Inflation: Neither Dead Nor Alive…
Banks aren't lending, consumers aren't buying...now what?
May 20, 2011
With all the quantitative easing, and all the increase in the U.S. debt, many are worried that inflation has to be around the corner. Of course, saltwater economists – those university economists ensconced on either coast – are quick to give a neo-Keynesian response: aggregate demand has fallen off a cliff, so government spending has to push the economy back towards its long-term capacity.
Freshwater economists – mostly monetarists – disagree, thinking that government spending, on the whole, doesn’t add to aggregate demand, but simply shifts it around. On the other hand, recessions result from mixed signals in the marketplace, usually the consequence of an exogenous shock, like technology, according Paul Krugman, himself a “saltwater economist.” In this view, both fiscal and monetary policy are ineffective.
Whatever the theoretical controversies, certainly some economists are expecting a pickup in inflation. And, in various commodities, there has been an inflationary impact – food and fuel for example. But these lie outside the core measure of inflation. Arguably, they are global movements over which few central banks have little control. But they can still be problematic.
At issue is that “a rise in inflation expectations would provide a channel for commodity price increases to pass through to prices in general—as measured by core inflation,” write New York Federal Reserve researchers Robert Rich, Joseph Song and Joseph Tracy. “The pass-through would occur via increased wage pressures and attempts by firms to pass on higher production costs to their customers. In this case, the current gap between headline and core inflation would likely be closed in part by a rise in core inflation. This scenario would be of concern to monetary policymakers; a rise in core inflation would pose a risk to price stability and strengthen the argument for tightening monetary policy. Because monetary policy affects the economy with a lag, policymakers would benefit from early indicators of a possible unanchoring of inflation expectations.”
They pose the question in “Are Rising Commodity Prices Unanchoring Inflation Expectations?” The short answer is no.
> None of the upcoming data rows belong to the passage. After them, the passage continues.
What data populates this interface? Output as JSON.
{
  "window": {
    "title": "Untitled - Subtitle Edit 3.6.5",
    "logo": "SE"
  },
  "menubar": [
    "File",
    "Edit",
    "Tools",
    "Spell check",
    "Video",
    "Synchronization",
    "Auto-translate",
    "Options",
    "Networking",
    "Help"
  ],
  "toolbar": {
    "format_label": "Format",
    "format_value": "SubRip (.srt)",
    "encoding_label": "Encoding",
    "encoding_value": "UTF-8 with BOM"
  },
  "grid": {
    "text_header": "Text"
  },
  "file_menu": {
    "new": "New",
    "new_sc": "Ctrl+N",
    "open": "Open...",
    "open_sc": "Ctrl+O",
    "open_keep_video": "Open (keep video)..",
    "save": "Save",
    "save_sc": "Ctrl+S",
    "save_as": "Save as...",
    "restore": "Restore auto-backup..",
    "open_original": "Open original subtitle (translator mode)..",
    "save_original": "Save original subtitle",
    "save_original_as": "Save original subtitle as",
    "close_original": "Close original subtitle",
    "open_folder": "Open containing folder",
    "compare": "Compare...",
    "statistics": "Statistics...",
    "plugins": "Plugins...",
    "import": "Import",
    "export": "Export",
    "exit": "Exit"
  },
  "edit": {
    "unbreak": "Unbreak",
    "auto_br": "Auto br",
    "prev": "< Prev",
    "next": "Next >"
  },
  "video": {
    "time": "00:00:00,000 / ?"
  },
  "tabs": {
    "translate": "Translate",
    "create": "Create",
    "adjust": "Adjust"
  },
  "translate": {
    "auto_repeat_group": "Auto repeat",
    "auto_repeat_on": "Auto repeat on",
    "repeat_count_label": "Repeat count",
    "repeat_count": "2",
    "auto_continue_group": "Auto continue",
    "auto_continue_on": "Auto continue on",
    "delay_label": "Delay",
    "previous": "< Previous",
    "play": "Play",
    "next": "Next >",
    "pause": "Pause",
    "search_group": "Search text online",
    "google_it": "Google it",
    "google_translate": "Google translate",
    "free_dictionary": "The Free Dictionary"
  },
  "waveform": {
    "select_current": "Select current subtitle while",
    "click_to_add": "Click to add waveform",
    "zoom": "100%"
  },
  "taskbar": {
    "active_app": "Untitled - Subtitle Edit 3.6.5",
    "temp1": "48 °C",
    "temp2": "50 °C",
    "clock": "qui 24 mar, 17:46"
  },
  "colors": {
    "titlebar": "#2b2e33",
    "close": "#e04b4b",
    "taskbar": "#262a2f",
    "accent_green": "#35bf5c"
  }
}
They use quarterly survey data from the Philadelphia Fed: “the quarterly SPF asks professional forecasters for point and density forecasts of inflation. The density forecasts take the form of a histogram in which respondents assign a probability to a number of preassigned intervals, or bins, into which inflation might fall.”
The Philadelphia survey suggests a fairly pronounced fall in the probability that inflation will exceed 3%, from 5% in the first quarter of 2010 to less than half that in the first quarter of 2011.
But money supply is different. There are concerns that “printing money” has to have an inflationary effect. Quantitative easing may have the same consequence. In a paper entitled Will the Federal Reserve’s Asset Purchases Lead to Higher Inflation?, New York Fed researcher Jamie McAndrews says the fact that the Fed is now paying interest on bank reserves changes the picture.
“There are three parts to the argument that Fed asset purchases will lead to much higher inflation,” he notes. “First, there is the connection between Fed asset purchases and reserves. When the Fed buys assets from the public, it pays for them by electronically crediting banks’ accounts at the Fed with reserves. Second, there is a connection between reserves and money growth. When banks’ reserve balances increase, they can use these additional reserves to make more loans to households and businesses—an outcome that can lead to further growth in the broad money supply in the economy. Third, there is a connection between higher credit and money growth and inflation. For example, excessive credit expansion can bring on higher money growth, excess demand pressures, and overheating in the economy, which in turn can raise inflation expectations and increase the inflation rate.”
So far, it hasn’t worked out that way. That’s because the banks don’t have the same incentive to lend as they did before. Instead, McAndrews explains, “the introduction of interest on reserves has altered the linkage between reserves and money growth. Before banks were eligible to earn interest on their reserve balances, they had strong incentives to avoid holding ‘excess reserves’—reserves in excess of the amount they are required to hold by regulation. High levels of excess reserves in the old regime would be expected to generate a high growth rate of loans, and consequently high money growth whenever the banks’ risk-adjusted expected return on loans was positive.”
Net, net if the banks aren’t lending, then consumers aren’t buying and businesses aren’t hiring. It’s not clear where to start in this circle of effects – which is why few would consider macroeconomics a science.